In Philadelphia, an office worker picks up a bottled water at a convenience store during the lunch hour. When done, she tosses it in a street trash can, not having found a recycling bin along her route.
An ocean away, in Mumbai, a waste picker collects a plastic bottle from atop a towering landfill in order to sell it, along with thousands more, to a recycling facility for a few dollars a day.
Alums Peter Wang Hjemdahl and Svanika Balasubramanian, along with co-founder Aditya Siroya who is taking time off from his studies at Penn, launched reBalance this week. It’s a new online platform that enables consumers to reduce and then offset their plastic waste by making a payment corresponding to the amount of waste they generate annually. Through reBalance, those funds will funnel to waste worker cooperative organizations, which provide safe and sustainable livelihoods for their members, whose efforts reduce the amount of plastic in the environment.
“We realized that there was a bottleneck,” says Siroya. “These waste worker organizations lack the capital they need to scale up their impact, both environmentally and socially. At the same time, there’s a growing wave of consciousness among consumers about the plastic they’re generating, yet they lack a concrete way to take actions.” He says reBalance capitalizes on this awareness to support organizations on the verge of revolutionizing an industry.
The United States recycles only about 9 percent of its waste, roughly half of which is exported to foreign nations. China was the primary recipient until a ban on waste imports was set last year, diverting the flow of U.S. waste shipments to countries such as Malaysia and Thailand. India, too, imports plastic waste from abroad.

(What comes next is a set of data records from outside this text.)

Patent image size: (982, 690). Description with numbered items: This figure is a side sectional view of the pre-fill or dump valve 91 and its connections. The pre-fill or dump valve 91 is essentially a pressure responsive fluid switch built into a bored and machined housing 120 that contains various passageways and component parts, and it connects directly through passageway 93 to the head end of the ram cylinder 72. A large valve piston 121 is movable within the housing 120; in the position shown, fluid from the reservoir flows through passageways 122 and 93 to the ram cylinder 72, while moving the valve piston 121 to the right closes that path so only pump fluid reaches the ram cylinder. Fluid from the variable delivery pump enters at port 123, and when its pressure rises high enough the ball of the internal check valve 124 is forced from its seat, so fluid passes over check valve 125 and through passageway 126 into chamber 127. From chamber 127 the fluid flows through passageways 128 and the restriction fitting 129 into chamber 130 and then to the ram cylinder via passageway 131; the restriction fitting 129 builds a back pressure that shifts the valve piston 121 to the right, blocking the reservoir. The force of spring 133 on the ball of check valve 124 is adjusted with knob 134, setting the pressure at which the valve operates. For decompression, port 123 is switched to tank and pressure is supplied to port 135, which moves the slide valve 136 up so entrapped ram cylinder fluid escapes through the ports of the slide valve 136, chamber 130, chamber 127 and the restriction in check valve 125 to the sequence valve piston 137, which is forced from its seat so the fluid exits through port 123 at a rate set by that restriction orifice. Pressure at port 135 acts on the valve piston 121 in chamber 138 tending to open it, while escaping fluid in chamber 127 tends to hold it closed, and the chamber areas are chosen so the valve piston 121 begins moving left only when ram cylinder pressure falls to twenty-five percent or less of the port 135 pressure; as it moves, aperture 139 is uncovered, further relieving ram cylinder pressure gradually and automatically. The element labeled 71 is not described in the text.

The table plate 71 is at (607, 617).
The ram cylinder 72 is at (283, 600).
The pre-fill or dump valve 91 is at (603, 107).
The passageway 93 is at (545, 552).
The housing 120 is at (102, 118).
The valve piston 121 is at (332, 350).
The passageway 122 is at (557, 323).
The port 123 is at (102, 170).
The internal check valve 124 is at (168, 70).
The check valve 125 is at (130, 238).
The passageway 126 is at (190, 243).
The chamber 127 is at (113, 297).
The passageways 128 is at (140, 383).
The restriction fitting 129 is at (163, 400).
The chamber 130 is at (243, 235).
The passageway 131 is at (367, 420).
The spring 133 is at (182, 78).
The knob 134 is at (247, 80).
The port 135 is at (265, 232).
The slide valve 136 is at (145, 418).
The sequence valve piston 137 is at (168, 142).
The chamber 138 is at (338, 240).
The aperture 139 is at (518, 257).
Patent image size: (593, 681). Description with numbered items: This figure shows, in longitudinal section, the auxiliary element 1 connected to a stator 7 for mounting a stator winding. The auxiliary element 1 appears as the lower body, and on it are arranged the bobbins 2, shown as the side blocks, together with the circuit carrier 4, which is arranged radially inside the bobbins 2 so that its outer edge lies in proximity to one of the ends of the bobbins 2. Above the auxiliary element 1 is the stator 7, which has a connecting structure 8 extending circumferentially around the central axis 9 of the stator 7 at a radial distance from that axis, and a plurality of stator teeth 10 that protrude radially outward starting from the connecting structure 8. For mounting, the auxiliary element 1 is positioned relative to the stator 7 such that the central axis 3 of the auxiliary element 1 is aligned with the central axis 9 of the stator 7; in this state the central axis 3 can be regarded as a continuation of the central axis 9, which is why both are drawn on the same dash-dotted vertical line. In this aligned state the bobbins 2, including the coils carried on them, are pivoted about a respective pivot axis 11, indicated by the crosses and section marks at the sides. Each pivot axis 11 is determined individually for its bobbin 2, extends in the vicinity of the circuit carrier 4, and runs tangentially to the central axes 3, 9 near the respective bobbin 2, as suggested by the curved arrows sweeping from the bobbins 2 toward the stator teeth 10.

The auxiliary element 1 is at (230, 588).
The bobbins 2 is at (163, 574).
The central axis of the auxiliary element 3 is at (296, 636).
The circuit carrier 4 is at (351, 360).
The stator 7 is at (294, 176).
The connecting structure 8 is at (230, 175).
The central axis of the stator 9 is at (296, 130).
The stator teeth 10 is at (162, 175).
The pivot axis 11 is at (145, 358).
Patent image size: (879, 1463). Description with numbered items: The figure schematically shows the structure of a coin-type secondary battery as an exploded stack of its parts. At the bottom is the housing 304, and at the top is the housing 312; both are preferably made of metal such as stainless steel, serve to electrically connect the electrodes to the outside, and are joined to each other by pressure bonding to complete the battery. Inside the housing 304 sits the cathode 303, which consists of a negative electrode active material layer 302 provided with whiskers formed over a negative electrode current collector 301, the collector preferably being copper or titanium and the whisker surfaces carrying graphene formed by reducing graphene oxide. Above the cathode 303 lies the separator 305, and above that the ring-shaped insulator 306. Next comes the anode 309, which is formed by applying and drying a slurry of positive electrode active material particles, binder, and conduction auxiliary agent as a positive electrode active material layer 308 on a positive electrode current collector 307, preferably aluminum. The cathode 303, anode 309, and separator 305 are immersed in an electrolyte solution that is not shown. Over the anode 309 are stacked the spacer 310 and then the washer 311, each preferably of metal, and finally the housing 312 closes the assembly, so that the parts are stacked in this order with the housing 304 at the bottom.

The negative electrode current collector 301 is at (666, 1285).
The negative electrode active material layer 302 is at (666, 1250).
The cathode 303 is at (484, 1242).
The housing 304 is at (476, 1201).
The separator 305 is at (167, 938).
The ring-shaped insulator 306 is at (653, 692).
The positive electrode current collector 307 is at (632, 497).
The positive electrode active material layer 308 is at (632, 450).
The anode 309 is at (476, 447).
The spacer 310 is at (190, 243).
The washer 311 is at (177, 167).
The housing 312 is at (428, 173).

Yet managing that waste internally is fraught. Waste pickers and waste sorters, or kabadiwalas, occupy one of the lowest rungs on the socioeconomic ladder in India, often working in dangerous conditions for poverty wages.
The rePurpose team got to know many of these workers in the months-long process of applying for and then implementing their President’s Engagement Prize-winning project. They used the financial support and mentorship to connect with innovative organizations striving to formalize the waste picking and recycling industry in India, and who were providing workers with stable income streams and less hazardous working conditions.
At the same time, the team saw a surge of awareness about issues like ocean plastic pollution, with bans on single-use products like straws and plastic bags taking hold in the U.S., India, and many other places around the globe.
“We looked at these two seemingly disparate pieces,” says Siroya, “a formalized recycling industry in India that is starting to grow, and consumers all over the world looking to reduce their plastic output, and we asked, ‘Is there anything we can do to connect the two?’”
Their concept, reBalance, mobilizes consumers’ concerns into action, while simultaneously generating needed capital for waste worker organizations. Becoming a “reBalancer” entails four discrete steps, Siroya explains, all initiated through the group’s website.
Users first complete a survey to calculate their personal plastic footprint. Next, they are given strategies to lower that number. “Based on the consumers’ inputs, we can personalize recommendations to help them reduce their plastic footprint,” Siroya says. Actions can range from carrying a reusable water bottle to substituting shampoo bars for plastic-packaged varieties, or using menstrual cups instead of disposable sanitary pads or tampons.
Third, consumers offset their plastic footprint with a payment to one of the waste worker organizations with which reBalance has partnered. That payment—roughly $3 to $4 a month for an average consumer—will allow the workers to collect and recycle an amount of plastic waste equivalent to what the consumer generates. “In essence, for the cost of one bottle of water a month you can go plastic neutral,” says Siroya.
To accomplish this third step, reBalance is partnering with three organizations in India, Aasra Welfare Association, Saahas Zero Waste, and Waste Ventures India. “We’re guaranteeing living wages, good working conditions, and are making sure the money is actually helping the organization build capacity and grow them bigger than they are today,” Hjemdahl says.
The final step is for reBalancers to join an online community to further their education about plastic waste.
“We want to connect conscious, like-minded consumers across cities, even countries, to collectively identify and act on the issue of plastic pollution through a range of actions, from advocacy to activism to volunteering on the ground,” says Siroya.
Over the coming months, the team is rolling out their platform and has ambitious goals for growing it. By June, they aim to have 10,000 reBalancers, with 25,000 by the close of 2019. Balasubramanian, Hjemdahl, and Siroya will be spending time in cities including Philadelphia, Boston, New York, and Los Angeles in the U.S., and Mumbai, Bangalore, and Hyderabad in India. They plan to market reBalance with pop-up events and other gatherings. They’re also hoping to engage corporate reBalancers, such as hotels and grocery stores, to extend the reach of their efforts.
And while the platform’s goal is for consumers, be they college students or corporations, to go plastic-neutral, the team behind reBalance doesn’t view this as a one-off step, but rather the start of a movement that will transform how society views plastic waste.
“We see the act of reBalancing as the beginning of a lifelong engagement with the consumer,” Siroya says. “The goal is to mobilize a community of reBalancers who can then make the case to governments and business for alternatives to plastics.”